Extracting the True Cosmic-ray Relative Intensity Sky Map from Normalized Relative Intensity Data Measured by Air Shower Experiments

Abstract

We use data from the Tibet AS γ experiment for 4 teraelectronvolt (TeV) cosmic rays as an example to perform a nonlinear interstellar distribution model regression according to the way the observed anisotropy is typically presented, from which we extract normalization factors that allow us to obtain a true relative intensity sky map from the measurements. By using various test statistics, we show that the nonlinear fit significantly outperforms the direct linear fit in its ability to model cosmic-ray anisotropy. The procedure also allows us to produce normalization constants that can trace minute latitudinal variations of experimental response to cosmic-ray intensity.
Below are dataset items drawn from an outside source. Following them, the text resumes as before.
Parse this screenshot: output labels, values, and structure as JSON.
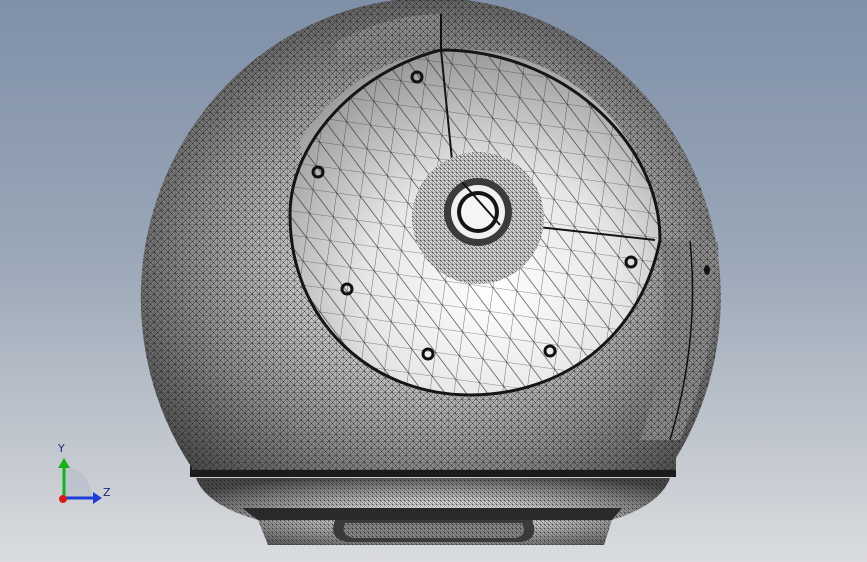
{
  "triad": {
    "y_label": "Y",
    "z_label": "Z",
    "colors": {
      "y": "#16b316",
      "z": "#1d3fd6",
      "x": "#d71a1a"
    }
  },
  "model": {
    "shade_light": "#f4f4f4",
    "shade_dark": "#4a4a4a",
    "mesh_color": "#1e1e1e"
  }
}
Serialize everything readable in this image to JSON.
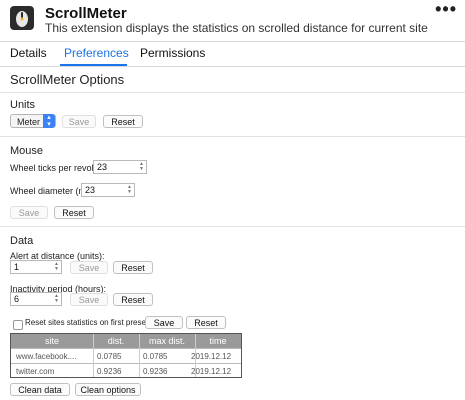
{
  "extension": {
    "name": "ScrollMeter",
    "description": "This extension displays the statistics on scrolled distance for current site",
    "more_icon": "ellipsis-icon",
    "more_label": "•••",
    "icon": "scrollmeter-logo-icon"
  },
  "tabs": [
    {
      "label": "Details",
      "active": false
    },
    {
      "label": "Preferences",
      "active": true
    },
    {
      "label": "Permissions",
      "active": false
    }
  ],
  "options": {
    "title": "ScrollMeter Options",
    "units": {
      "heading": "Units",
      "select_value": "Meter",
      "save_label": "Save",
      "reset_label": "Reset"
    },
    "mouse": {
      "heading": "Mouse",
      "wheel_ticks_label": "Wheel ticks per revolution:",
      "wheel_ticks_value": "23",
      "wheel_diameter_label": "Wheel diameter (mm):",
      "wheel_diameter_value": "23",
      "save_label": "Save",
      "reset_label": "Reset"
    },
    "data": {
      "heading": "Data",
      "alert_label": "Alert at distance (units):",
      "alert_value": "1",
      "alert_save": "Save",
      "alert_reset": "Reset",
      "inactivity_label": "Inactivity period (hours):",
      "inactivity_value": "6",
      "inactivity_save": "Save",
      "inactivity_reset": "Reset",
      "reset_first_presence_label": "Reset sites statistics on first presence",
      "reset_first_presence_checked": false,
      "presence_save": "Save",
      "presence_reset": "Reset"
    }
  },
  "stats_table": {
    "columns": [
      "site",
      "dist.",
      "max dist.",
      "time"
    ],
    "rows": [
      [
        "www.facebook....",
        "0.0785",
        "0.0785",
        "2019.12.12"
      ],
      [
        "twitter.com",
        "0.9236",
        "0.9236",
        "2019.12.12"
      ]
    ]
  },
  "footer": {
    "clean_data_label": "Clean data",
    "clean_options_label": "Clean options"
  },
  "colors": {
    "accent": "#1a73e8",
    "table_header": "#9a9a9a",
    "select_arrow": "#3b82f6"
  }
}
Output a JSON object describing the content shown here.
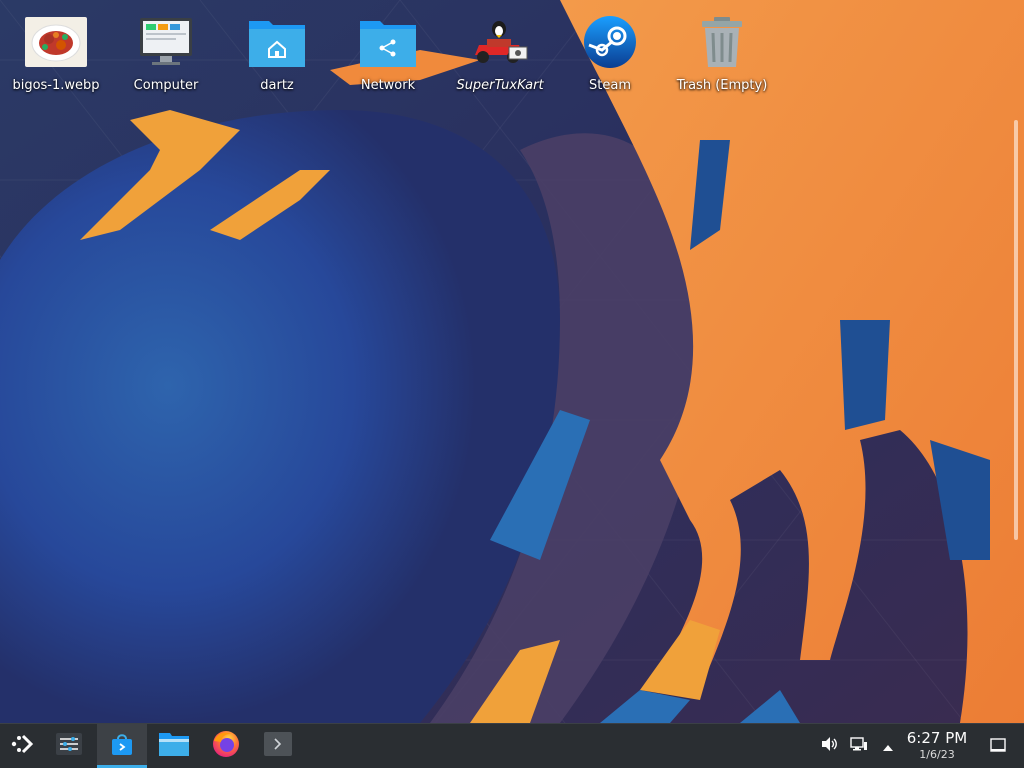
{
  "desktop": {
    "icons": [
      {
        "label": "bigos-1.webp",
        "icon": "image-thumbnail-icon"
      },
      {
        "label": "Computer",
        "icon": "computer-icon"
      },
      {
        "label": "dartz",
        "icon": "home-folder-icon"
      },
      {
        "label": "Network",
        "icon": "network-folder-icon"
      },
      {
        "label": "SuperTuxKart",
        "icon": "supertuxkart-icon"
      },
      {
        "label": "Steam",
        "icon": "steam-icon"
      },
      {
        "label": "Trash (Empty)",
        "icon": "trash-icon"
      }
    ]
  },
  "taskbar": {
    "launchers": [
      {
        "name": "application-launcher",
        "icon": "app-launcher-icon"
      },
      {
        "name": "steamos-settings",
        "icon": "sliders-icon"
      },
      {
        "name": "discover-store",
        "icon": "store-bag-icon",
        "active": true
      },
      {
        "name": "dolphin-file-manager",
        "icon": "folder-icon"
      },
      {
        "name": "firefox",
        "icon": "firefox-icon"
      },
      {
        "name": "konsole",
        "icon": "terminal-icon"
      }
    ],
    "tray": {
      "volume_icon": "speaker-icon",
      "network_icon": "wired-network-icon",
      "expand_icon": "arrow-up-icon",
      "show_desktop_icon": "show-desktop-icon"
    },
    "clock": {
      "time": "6:27 PM",
      "date": "1/6/23"
    }
  },
  "colors": {
    "accent": "#3daee9",
    "panel": "#2a2e32",
    "wallpaper_orange": "#f08a3c",
    "wallpaper_blue": "#2a6fb5",
    "wallpaper_navy": "#1e2a5a"
  }
}
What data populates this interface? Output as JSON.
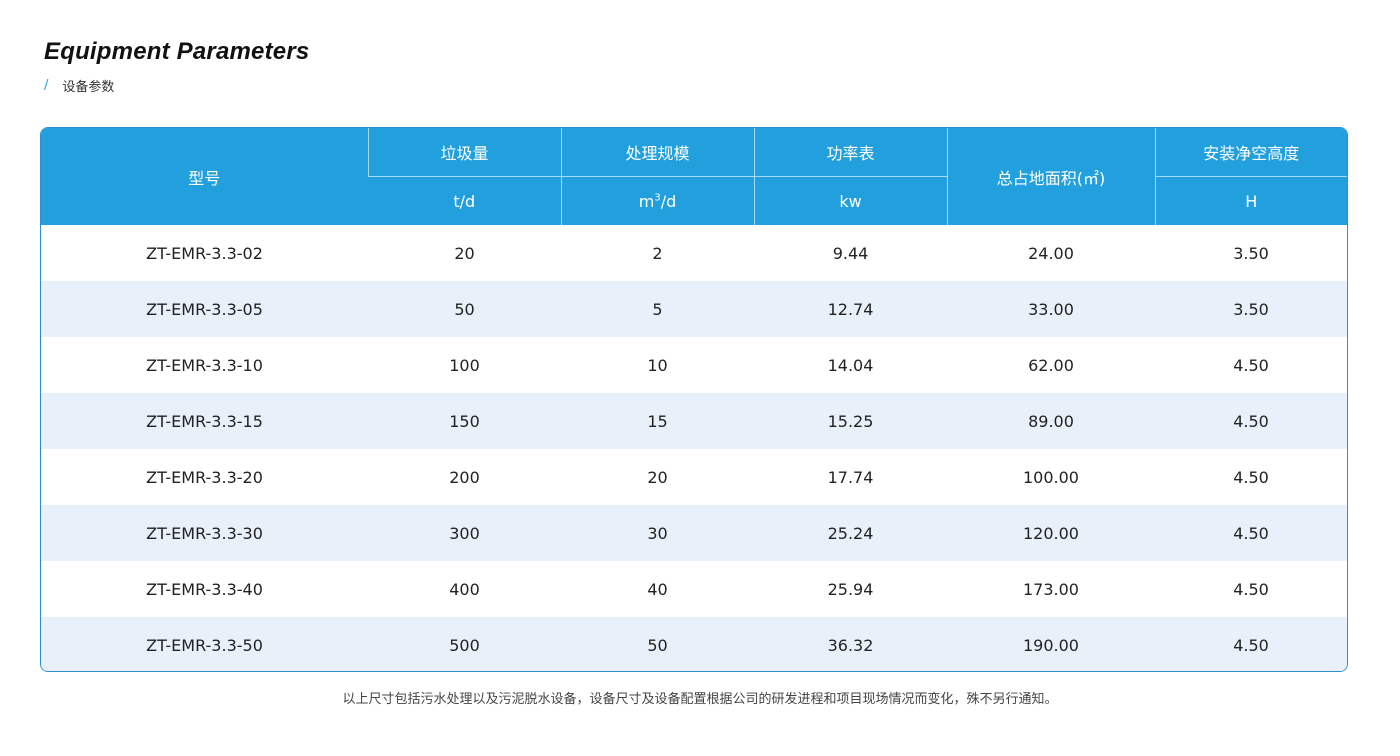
{
  "heading": {
    "title": "Equipment Parameters",
    "slash": "/",
    "subtitle": "设备参数"
  },
  "table": {
    "headers": {
      "model": "型号",
      "garbage": "垃圾量",
      "garbage_unit": "t/d",
      "scale": "处理规模",
      "scale_unit_base": "m",
      "scale_unit_sup": "3",
      "scale_unit_tail": "/d",
      "power": "功率表",
      "power_unit": "kw",
      "area": "总占地面积(㎡)",
      "height": "安装净空高度",
      "height_unit": "H"
    },
    "rows": [
      [
        "ZT-EMR-3.3-02",
        "20",
        "2",
        "9.44",
        "24.00",
        "3.50"
      ],
      [
        "ZT-EMR-3.3-05",
        "50",
        "5",
        "12.74",
        "33.00",
        "3.50"
      ],
      [
        "ZT-EMR-3.3-10",
        "100",
        "10",
        "14.04",
        "62.00",
        "4.50"
      ],
      [
        "ZT-EMR-3.3-15",
        "150",
        "15",
        "15.25",
        "89.00",
        "4.50"
      ],
      [
        "ZT-EMR-3.3-20",
        "200",
        "20",
        "17.74",
        "100.00",
        "4.50"
      ],
      [
        "ZT-EMR-3.3-30",
        "300",
        "30",
        "25.24",
        "120.00",
        "4.50"
      ],
      [
        "ZT-EMR-3.3-40",
        "400",
        "40",
        "25.94",
        "173.00",
        "4.50"
      ],
      [
        "ZT-EMR-3.3-50",
        "500",
        "50",
        "36.32",
        "190.00",
        "4.50"
      ]
    ]
  },
  "note": "以上尺寸包括污水处理以及污泥脱水设备，设备尺寸及设备配置根据公司的研发进程和项目现场情况而变化，殊不另行通知。",
  "colors": {
    "header_bg": "#22a0de",
    "stripe": "#e8f0fa",
    "accent": "#22a0de"
  }
}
Applying the correction of the latitudinal response function to the Tibet ASγ data, we generate a sky map of true relative intensity. As a result, we observe that the measured and corrected sky maps show significant differences in intensity and angular spectral power. Our full anisotropy sky map of true relative intensity contradicts the assumption that the latitudinal variation in longitudinally averaged flux is negligible. The result further confirms that TeV cosmic-ray anisotropy is dominated by a dipole (ℓ = 1) aligned with the interstellar magnetic field’s direction. Our results also confirm the existence of much weaker middle-scale interstellar anisotropy between ℓ = 2 and ℓ = 13.